L’hommage de Macron à Jean Moulin rattrapé par les retraites
Après une commémoration du 8 mai 1945 sur des Champs-Élysées quasiment vides, Emmanuel Macron a rendu hommage hier à la Résistance à Lyon, où quelques milliers d’opposants ont défilé sous tension.
Le chef de l’État a déposé une gerbe au Mémorial de la prison de Montluc, dans laquelle près de 10 000 personnes ont été incarcérées sous l’Occupation. Plus d’un millier d’entre elles ont été fusillées, 6 000 déportées.
« La République française n’est par définition ni bonne, ni mauvaise. Elle est nécessaire, vitale, juste », a-t-il déclaré, saluant la mémoire de Jean Moulin, « l’enfant de la République », « le soldat de la France ». Il a mis en avant la mission de l’ancien préfet – « unir les droites et les gauches » – notant la présence des principales forces politiques du pays, de la CGT ou encore de la CFTC, le 27 mai 1943, lors de la réunion fondatrice du Conseil national de la Résistance. Un appel à la concorde alors que l’hostilité contre lui est vive depuis l’adoption au forceps de la réforme des retraites ?
Près de 5 000 manifestants
Pour éviter les risques de « casserolades », récurrents depuis la promulgation du texte, les rassemblements avaient été interdits autour de la prison et un vaste périmètre de sécurité instauré.
3 000 manifestants selon la préfecture,
5 000 d’après la CGT, ont défilé à l’extérieur, certains tapant sur des casseroles.
« On ne dit pas que la situation actuelle est comparable à 1945, on dit simplement que le gouvernement ne peut pas piétiner l’héritage social de la Résistance », a relevé Samuel Delor de la CGT du Rhône.
« Inacceptables »
Les vitres de la porte de la mairie du 3e arrondissement de Lyon ont été cassées, des vitres de voitures brisées et des CRS ont fait à plusieurs reprises usage de gaz lacrymogène.
Le président (LR) du Sénat, Gérard Larcher, a jugé de tels rassemblements « inacceptables » en ce jour de mémoire.
À plusieurs centaines de mètres des manifestants, Emmanuel Macron a effectué sans encombre sa visite. Accompagné de Claude Bloch, 94 ans, dernier rescapé d’Auschwitz vivant à Lyon et des chasseurs de criminels nazis Serge et Beate Klarsfeld, il a visité la cellule de Jean Moulin, arrêté à Caluire, près de Lyon, par le chef local de la Gestapo, Klaus Barbie. Affreusement torturé, il a gardé le silence et est mort, des suites des blessures infligées, le 8 juillet 1943 dans le train qui le conduisait en Allemagne.

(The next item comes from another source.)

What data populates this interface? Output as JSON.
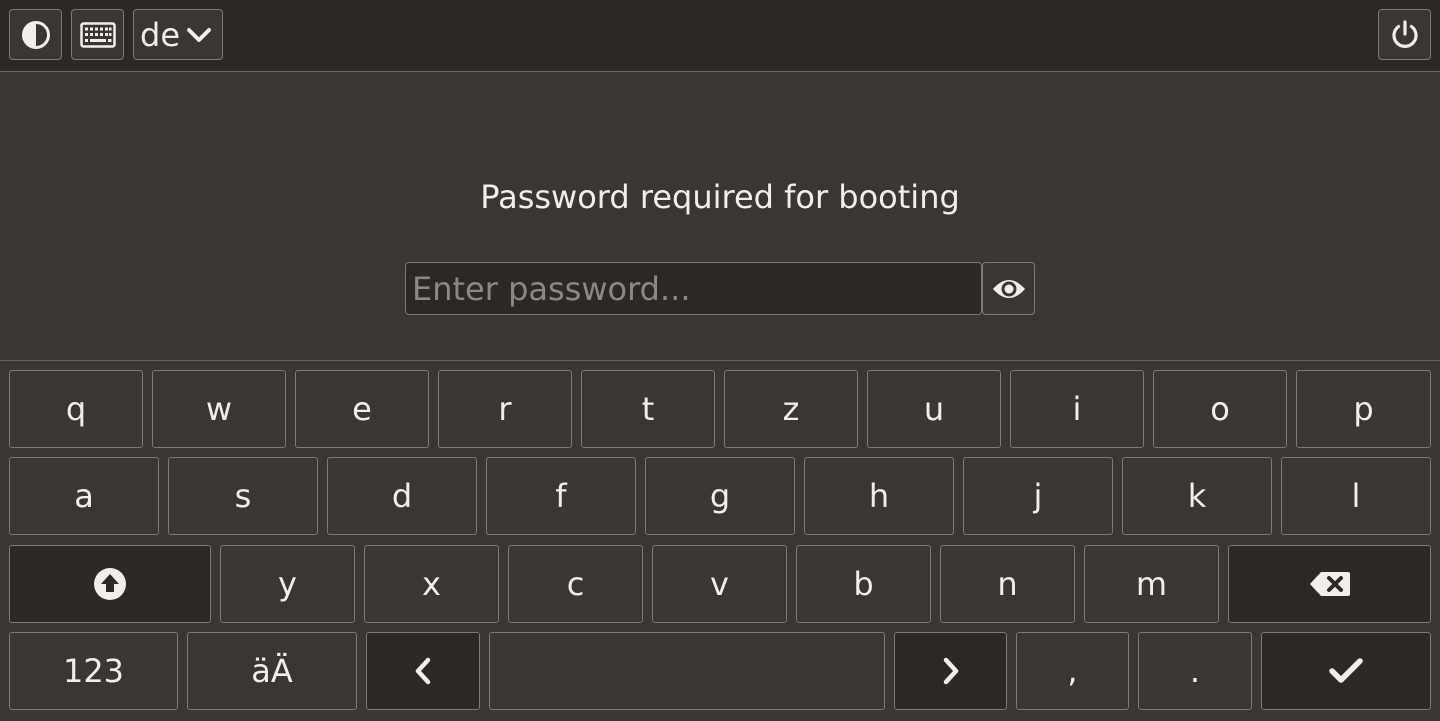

Emmanuel Macron s’est aussi rendu dans la cellule de l’historien résistant Marc Bloch, fusillé en 1944, dans celle de Klaus Barbie qui passa une semaine à Montluc en 1983, et dans un espace consacré aux 44 enfants d’Izieu, raflés sur ordre du « boucher de Lyon ». Après avoir transité une nuit dans la prison, ils ont été acheminés à Drancy, d’où ils ont tous été déportés et assassinés.
Des survivants ont plaidé pour que « la baraque aux Juifs », située dans la cour de la prison et qui a aujourd’hui disparu, soit « reconstruite à l’identique ».
« On voulait voir le Président, on est très déçus »
Dans la matinée, les commémorations sur les Champs-Élysées ont aussi été très encadrées par les forces de l’ordre. Le chef de l’Etat, escorté par la Garde républicaine, a remonté, en voiture, une avenue quasiment vide, avant de se recueillir sur la tombe du Soldat inconnu, de raviver la flamme et de serrer quelques mains dans la tribune officielle.
« On voulait voir le Président, on est très déçus. On comprend pas bien pourquoi il y a tout ce bazar », a déploré Adrien Prevostot, bloqué avec sa fille à 200 mètres de la célèbre avenue. « Les cérémonies militaires, c’est fait pour que la population soit derrière le drapeau. C’est quand même dommage pour la France », a abondé Stanislas, un habitant du quartier.
Le tweet
“Les enfants d’Izieu et les millions de morts de la Seconde guerre mondiale méritent le silence et le respect. Pas l’indignité. Il y a un temps pour tout” Éric Dupond-Moretti, garde des Sceaux, présent à la cérémonie.